Banks have guidelines for lending that they strictly adhere to. If a bank customer comes and wants to have a loan, a rejection is preprogrammed if he does not meet the guidelines. Even a positive Credit Bureau information is of no use. The best example is receiving sickness benefit. In the event of illness, an employee receives continued wages from his employer for at least six weeks. In some cases, this can even be as long as six months. But if the illness lasts longer, then the health insurance companies step in. This also means a reduced income, because sickness benefit is lower than income.

Now it is not only the amount of sickness benefit that is important, but also whether the employee can return to his professional life and to the old employer after his illness. The problem is also that some employers quit their employment if the illness lasts too long. In order for a loan to be approved despite receiving sickness benefits, it must be certain in advance that the employment relationship will continue. Under normal circumstances, this is also the case.

Public service worker

Public service worker

Not only civil servants enjoy special status, but also civil servants and workers. It is not only the case that the public employer continues to pay wages for longer, but that such an employment relationship is also secured.

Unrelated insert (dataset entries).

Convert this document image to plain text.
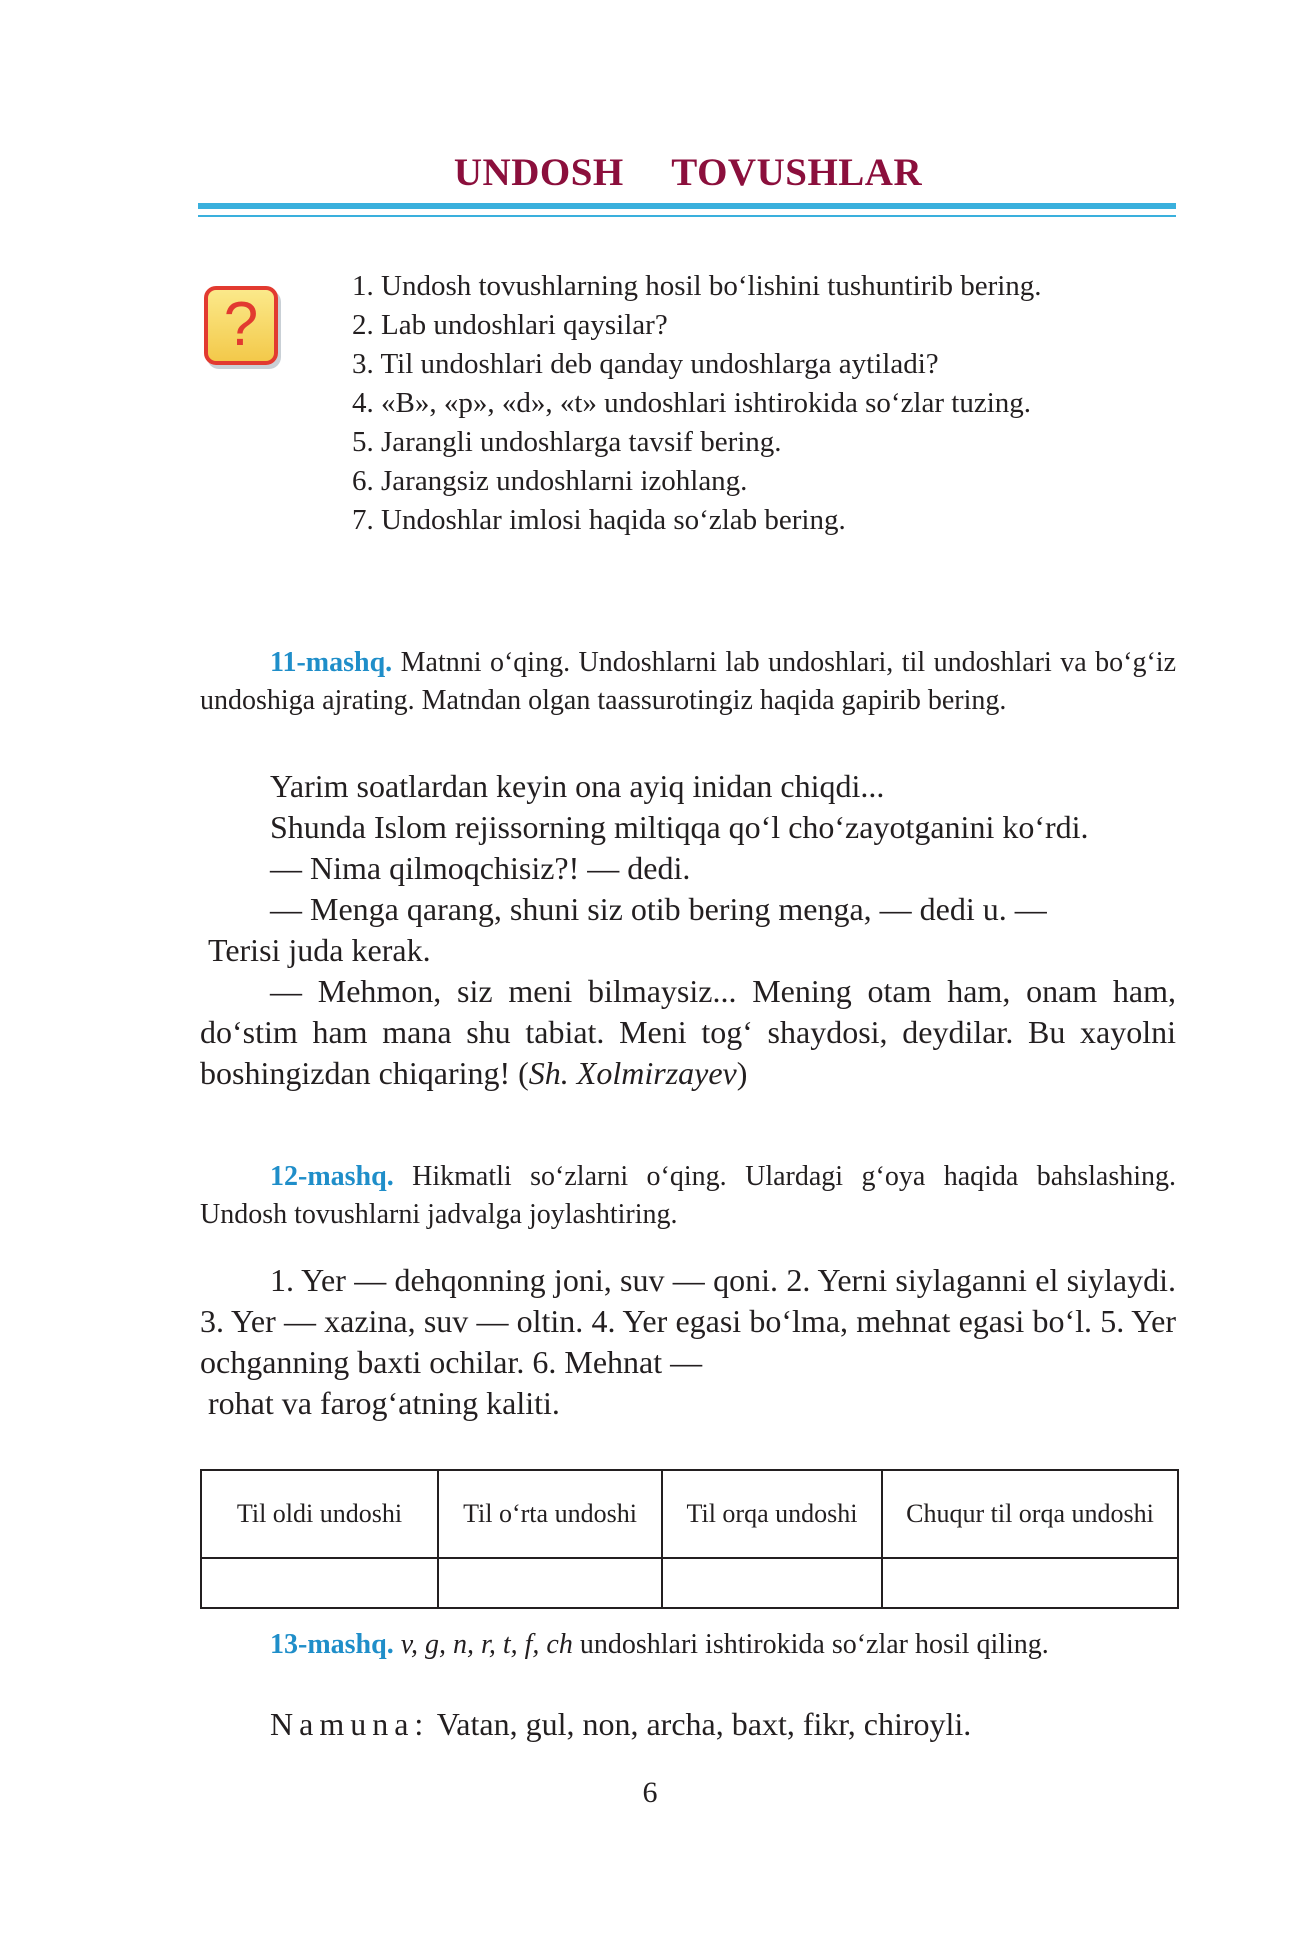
UNDOSH TOVUSHLAR
?
1. Undosh tovushlarning hosil bo‘lishini tushuntirib bering.
2. Lab undoshlari qaysilar?
3. Til undoshlari deb qanday undoshlarga aytiladi?
4. «B», «p», «d», «t» undoshlari ishtirokida so‘zlar tuzing.
5. Jarangli undoshlarga tavsif bering.
6. Jarangsiz undoshlarni izohlang.
7. Undoshlar imlosi haqida so‘zlab bering.

11-mashq. Matnni o‘qing. Undoshlarni lab undoshlari, til undoshlari va bo‘g‘iz undoshiga ajrating. Matndan olgan taassurotingiz haqida gapirib bering.

Yarim soatlardan keyin ona ayiq inidan chiqdi...

Shunda Islom rejissorning miltiqqa qo‘l cho‘zayotganini ko‘rdi.

— Nima qilmoqchisiz?! — dedi.

— Menga qarang, shuni siz otib bering menga, — dedi u. —

Terisi juda kerak.

— Mehmon, siz meni bilmaysiz... Mening otam ham, onam ham, do‘stim ham mana shu tabiat. Meni tog‘ shaydosi, deydilar. Bu xayolni boshingizdan chiqaring! (Sh. Xolmirzayev)

12-mashq. Hikmatli so‘zlarni o‘qing. Ulardagi g‘oya haqida bahslashing. Undosh tovushlarni jadvalga joylashtiring.

1. Yer — dehqonning joni, suv — qoni. 2. Yerni siylaganni el siylaydi. 3. Yer — xazina, suv — oltin. 4. Yer egasi bo‘lma, mehnat egasi bo‘l. 5. Yer ochganning baxti ochilar. 6. Mehnat —

rohat va farog‘atning kaliti.

Til oldi undoshi	Til o‘rta undoshi	Til orqa undoshi	Chuqur til orqa undoshi

13-mashq. v, g, n, r, t, f, ch undoshlari ishtirokida so‘zlar hosil qiling.

Namuna: Vatan, gul, non, archa, baxt, fikr, chiroyli.

6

If an employee really gets sick pay from his health insurance company, then it is no problem for the bank to take a positive decision despite receiving sick pay. Termination due to illness that is too long is almost unlikely in the public service. However, this can become a major problem for employees in the private sector.

What to do if there is no employment in the public service?

What to do if there is no employment in the public service?

Those who work in the free economy and receive sick pay should look for another alternative. In these cases, the bank is guaranteed to refuse a loan despite receiving sickness benefits. One possibility is to sell life insurance policies. However, this is only worthwhile if the said life insurance has been running for several years and there is a corresponding surrender value. Friends or family members can also help under these circumstances.

In any case, the justified question arises whether a loan is necessary at all in this uncertain economic situation. If it is foreseeable that the person concerned will no longer be able to pursue his or her job, then he will certainly have other concerns. In the worst case, a disability pension must be applied for and in such a case, a rejection for a loan is almost inevitable despite receiving sickness benefits.